Harvard’s CORe Takes Case Method To Masses

CORe takes a cohort-based, case-driven digital platform beyond the confirms of Harvard Business School (Photo Credit: Jeffrey Wai)

CORe takes a cohort-based, case-driven digital platform beyond the confines of Harvard Business School (Photo Credit: Jeffrey Wai)

How do you duplicate the magic of the MBA classroom online? How do you nurture valuable networks and supportive communities when students are separated by hundreds or even thousands of miles? How do you attract talented professionals whose experience and insights enrich a virtual learning experience? Most of all, how do you create a platform that couples teaching excellence with rigor and accountability? All from a computer screen?

Answering those questions are central to any online course or program. They are even more compelling for Harvard Business School, whose curriculum is predicated on case learning, which starts with synthesizing and questioning, but thrives on real-time dialogue and debate. Could HBS’ mojo be unbottled online? Six years ago, Dean Nitin Nohria’s initial response was an unequivocal, “Not in my lifetime.”

However, online capabilities have since evolved, says Patrick Mullane, an HBS alum (’99) who is the executive director of HBX, the school’s online initiative, after a career as an Air Force captain and a manufacturing CEO. With these changes, Dean Nohria decided to invest heavily in the online space – with a caveat. “He thought that if we’re going to be part of it,” says Mullane, “it needed to meet our pedagogical standards. It needed to be interactive, social, and case-based.”

Patrick Mullane, executive director of HBX

Patrick Mullane, executive director of HBX

COMPLETION RATE UP TO 90%

By those measures, HBX has been a smashing success. This digital learning platform begins with CORe, which stands for the Credential of Readiness. Consisting of three courses – Business Analytics, Economics for Managers, and Financial Accounting – the program is targeted to recent graduates and seasoned professionals who may not be fluent in business fundamentals or what HBX calls “the language of business.” In just three years, 10,500 students have enrolled in CORe, with the program boasting an 85% to 90% completion rate (defined as students who sit for the final exam).

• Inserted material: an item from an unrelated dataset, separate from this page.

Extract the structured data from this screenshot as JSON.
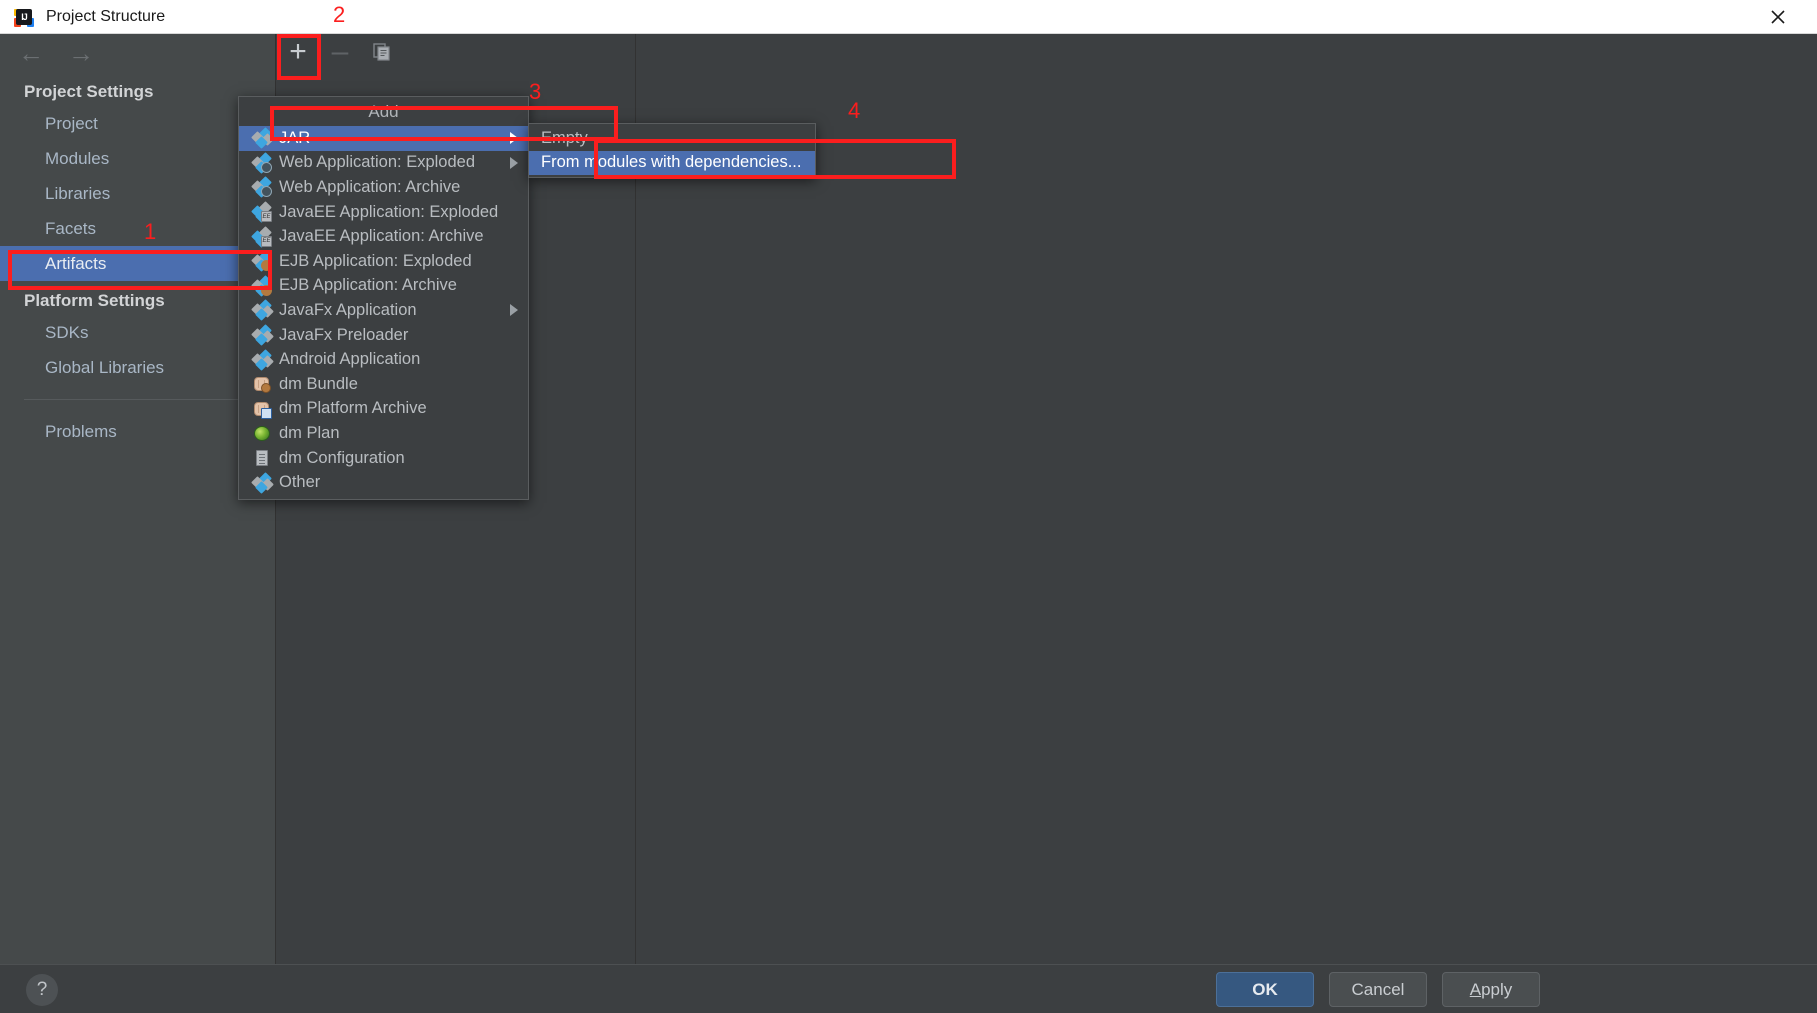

One of those students was Krishna Rajendran, a member of HBS’ Class of 2018, who graduated in the top 5% of his CORe class. He became interested in CORe while earning his Master of Engineering (M.Eng.) degree in Logistics and Supply Chain Management at MIT. For Rajendran, the program was an opportunity to get a taste of graduate business school in general and Harvard Business School in particular. At the same time, his enthusiasm was tempered by his past experience with online courses. Rajendran admits that he’d often grow disengaged due to long-winded lectures and a lack of community.

He found quite the opposite with CORe. Rajendran was particularly complimentary of content delivery. For complex topics, he says, the instructor would break them down into smaller pieces and then build them back up, using cases to illustrate their relevance and how they worked in the real world. He has since retained this understanding at HBS, even though he hadn’t engaged with the material in over a year. “It was taught in such a beautiful way that was so crystal clear,” he adds.

STUDENTS GET TWO MINUTES TO ANSWER A COLD CALL

Krishina Rajendran, CORe graduate and MBA candidate at the Harvard Business School.

Krishina Rajendran, CORe graduate and MBA candidate at the Harvard Business School.

Not that the trio of courses were a breeze. True to HBS’ case-driven pedagogy, CORe features the dreaded cold call. After a 1-2 minute lecture, a question (cold call) will pop up out of nowhere for selected students who are given two minutes to respond. In addition, students can read their peers’ responses and reply to them, so the discussion cascades into something bigger just as it does in an on-campus class. “You’re constantly on your toes” Rajendran explains. “You have to listen to what the instructor has to say, because if you get called, you have to share your opinion.”

CORe further simulates the HBS experience, according to Rajendran, through peer-to-peer learning. Students are active partners in each other’s learning, creating a strong sense of community that he’d never experienced in any other online environment. “You’d pose a question and in the next 10 minutes, you’d have five people chiming in trying to help you out, he says. “You get that constant feedback and quick replies and answers. It really helps to reinforce the concepts.”

Does successfully completing CORe help applicants get into HBS? Rajendran demurs, calling it merely “another data point.” However, he adds that his performance in the program showed adcoms that he could handle the courses at HBS. Whether students were set on business school or not, he would recommend CORe either way. “The modules they teach in accounting, economics, and business analytics are key to any business school you want to do. If you come to B-school, it gives you an advantage. You learn so much faster and you can just go to a deeper level. If you don’t decide to come to business school, the concepts are so fundamental to anything you want to do in the world.”